I remember when Harold Brown was Jimmy Carter’s defense secretary. Heck, I remember when Bob McNamara was JFK’s defense secretary, so let me rephrase that: I covered Harold Brown as Jimmy Carter’s defense secretary.
There’s been a flurry of reports over the last couple of days about how the shift of Leon Panetta from the CIA to the Pentagon blurs the lines between spying and soldiering. “President Obama’s decision to send an intelligence chief to the Pentagon and a four-star general to the Central Intelligence Agency is the latest evidence of a significant shift over the past decade in how the United States fights its battles — the blurring of lines between soldiers and spies in secret American missions abroad,” the New York Times reported Thursday.

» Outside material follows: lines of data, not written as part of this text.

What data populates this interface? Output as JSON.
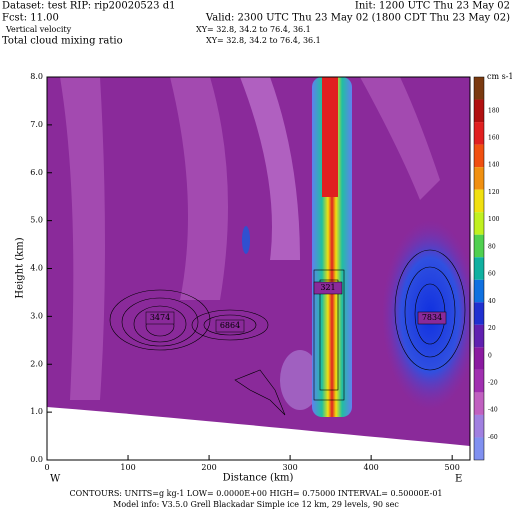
{
  "header": {
    "line1_left": "Dataset: test  RIP: rip20020523 d1",
    "line1_right": "Init: 1200 UTC Thu 23 May 02",
    "line2_left": "Fcst:   11.00",
    "line2_right": "Valid: 2300 UTC Thu 23 May 02 (1800 CDT Thu 23 May 02)",
    "line3_left": "Vertical velocity",
    "line3_right": "XY=  32.8, 34.2 to  76.4, 36.1",
    "line4_left": "Total cloud mixing ratio",
    "line4_right": "XY=  32.8, 34.2 to  76.4, 36.1"
  },
  "chart_data": {
    "type": "contour",
    "xlabel": "Distance (km)",
    "ylabel": "Height (km)",
    "xlim": [
      0,
      522
    ],
    "xticks": [
      0,
      100,
      200,
      300,
      400,
      500
    ],
    "ylim": [
      0,
      8
    ],
    "yticks": [
      {
        "value": 0,
        "label": "0.0"
      },
      {
        "value": 1,
        "label": "1.0"
      },
      {
        "value": 2,
        "label": "2.0"
      },
      {
        "value": 3,
        "label": "3.0"
      },
      {
        "value": 4,
        "label": "4.0"
      },
      {
        "value": 5,
        "label": "5.0"
      },
      {
        "value": 6,
        "label": "6.0"
      },
      {
        "value": 7,
        "label": "7.0"
      },
      {
        "value": 8,
        "label": "8.0"
      }
    ],
    "left_end": "W",
    "right_end": "E",
    "annotations": [
      "3474",
      "6864",
      "321",
      "7834"
    ],
    "colorbar": {
      "unit": "cm s-1",
      "ticks": [
        180,
        160,
        140,
        120,
        100,
        80,
        60,
        40,
        20,
        0,
        -20,
        -40,
        -60
      ],
      "colors": [
        "#7a3a10",
        "#b01010",
        "#e02020",
        "#f05010",
        "#f09010",
        "#f0e010",
        "#c0f020",
        "#50d050",
        "#10b0a0",
        "#1070e0",
        "#2030d0",
        "#6020b0",
        "#8a1aa0",
        "#a030b0",
        "#c060c0",
        "#a080e0",
        "#8090f0"
      ]
    }
  },
  "footer": {
    "line1": "CONTOURS:  UNITS=g kg-1  LOW= 0.0000E+00  HIGH= 0.75000   INTERVAL= 0.50000E-01",
    "line2": "Model info: V3.5.0   Grell     Blackadar   Simple ice    12 km,  29 levels,   90 sec"
  }
}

They need Paul Harvey to note the rest of the story: Panetta will be succeeding Robert Gates, who spent his entire professional career – 26 years, compared to Panetta’s two years and three months – at the CIA. Panetta’s a politician and an academic — not a spy-master. And, back in 1973, James Schlesinger moved from running the CIA to managing the Pentagon.
And as for a military officer being tapped to run the CIA? Been there, done that:
— Roscoe Hillenkoetter, 1947–1950, a Navy admiral, actually returned to the fleet following his CIA tour.
— Walter Bedell Smith, 1950-1953, an Army officer for 42 years, including his time running the CIA.
— Former Navy admiral William Raborn, 1965–1966, served an unhappy 14 months as CIA chief.
— Stansfield Turner 1977–1981, served part of his tour as CIA chief as an active-duty admiral in the Administration of his Naval Academy classmate, Jimmy Carter.
— Michael Hayden, 2006–2009, served part of his CIA stint as a four-star Air Force general.
Running the CIA – or the Pentagon, for that matter – is a lot like being skipper of an aircraft carrier (note that three of the five CIA chiefs who came from the military were Navy officers). Both national-security institutions have so much mass, and so much momentum, that the guy in charge is like the sailor who puts his hand in water as his warship steams along and thinks he’s steering.
The press is good at focusing on today’s news, and overdrawing conclusions about what it means. “Simplify, then exaggerate,” goes the line. But big changes in these kinds of behemoths can only come from the top. Christopher Preble of the libertarian Cato Institute had it about right the other day when speaking of the chance of change inside the Pentagon, and its missions, given Panetta’s nomination to run the joint. “In all likelihood,” he noted, “such a change must be directed from the Oval Office, not the Pentagon.” That’s not a likelihood, it’s a requirement.